Related to this long list, Article 40 GDPR (with 11 subparagraphs) foresees the development of codes of conduct. The Member States, the supervisory authorities, the European Data Protection Board and the EC shall encourage ‘the drawing up of codes of conduct intended to contribute to the proper application of this Regulation, taking account of the specific features of the various processing sectors and the specific needs of micro, small and medium-sized enterprises’. Article 40(2) GDPR calls for associations and other bodies representing categories of controllers or processors.
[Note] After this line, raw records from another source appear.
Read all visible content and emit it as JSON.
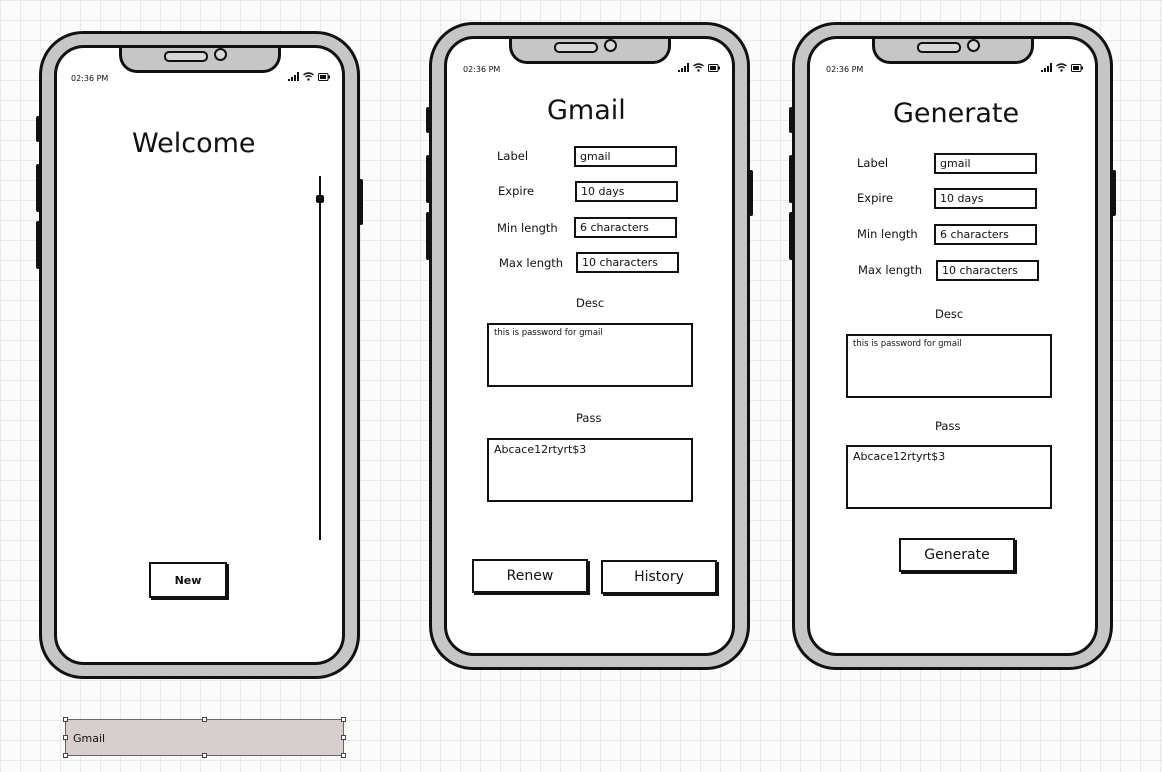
{
  "phones": {
    "welcome": {
      "status_time": "02:36 PM",
      "title": "Welcome",
      "new_button": "New",
      "scroll_level": 0.06
    },
    "gmail": {
      "status_time": "02:36 PM",
      "title": "Gmail",
      "label": {
        "label": "Label",
        "value": "gmail"
      },
      "expire": {
        "label": "Expire",
        "value": "10 days"
      },
      "min_length": {
        "label": "Min length",
        "value": "6 characters"
      },
      "max_length": {
        "label": "Max length",
        "value": "10 characters"
      },
      "desc": {
        "label": "Desc",
        "value": "this  is  password for gmail"
      },
      "pass": {
        "label": "Pass",
        "value": "Abcace12rtyrt$3"
      },
      "renew_button": "Renew",
      "history_button": "History"
    },
    "generate": {
      "status_time": "02:36 PM",
      "title": "Generate",
      "label": {
        "label": "Label",
        "value": "gmail"
      },
      "expire": {
        "label": "Expire",
        "value": "10 days"
      },
      "min_length": {
        "label": "Min length",
        "value": "6 characters"
      },
      "max_length": {
        "label": "Max length",
        "value": "10 characters"
      },
      "desc": {
        "label": "Desc",
        "value": "this  is  password for gmail"
      },
      "pass": {
        "label": "Pass",
        "value": "Abcace12rtyrt$3"
      },
      "generate_button": "Generate"
    }
  },
  "selected_item": {
    "text": "Gmail"
  },
  "icons": [
    "signal-icon",
    "wifi-icon",
    "battery-icon"
  ],
  "colors": {
    "shell": "#c6c6c6",
    "outline": "#111111",
    "selection": "#d7cfcd"
  }
}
They may prepare codes of conduct, or amend or extend such codes, for the purpose of specifying the application of the GDPR. In essence, codes of conduct are similar to practical guides providing easily understandable interpretation of the abstract rules of the GDPR. In the world of restructuring and insolvency, national associations of turnaround managers, IPs, accountants and insolvency lawyers, as well as representative bodies, such as INSOL Europe should step forward. Data protection is certainly worth the effort and will play even bigger role in the future, with the full functioning of national insolvency registers and the establishment of a centralised search engine via the European e-Justice portal in mid-2019. Capital structures of companies in the 21st century will be starkly different from those of the past century. Once driven by hard assets, such as real estate, natural resources and machinery, modern businesses become highly dependent and valued on the basis of intangible assets – claims, licenses, know-how and goodwill. Increased value of data (e.g. customers’ databases) in debtors’ insolvency estates together with the expansive process of digitisation and data collection (big data) bring data protection issues to the forefront of legal and insolvency practice."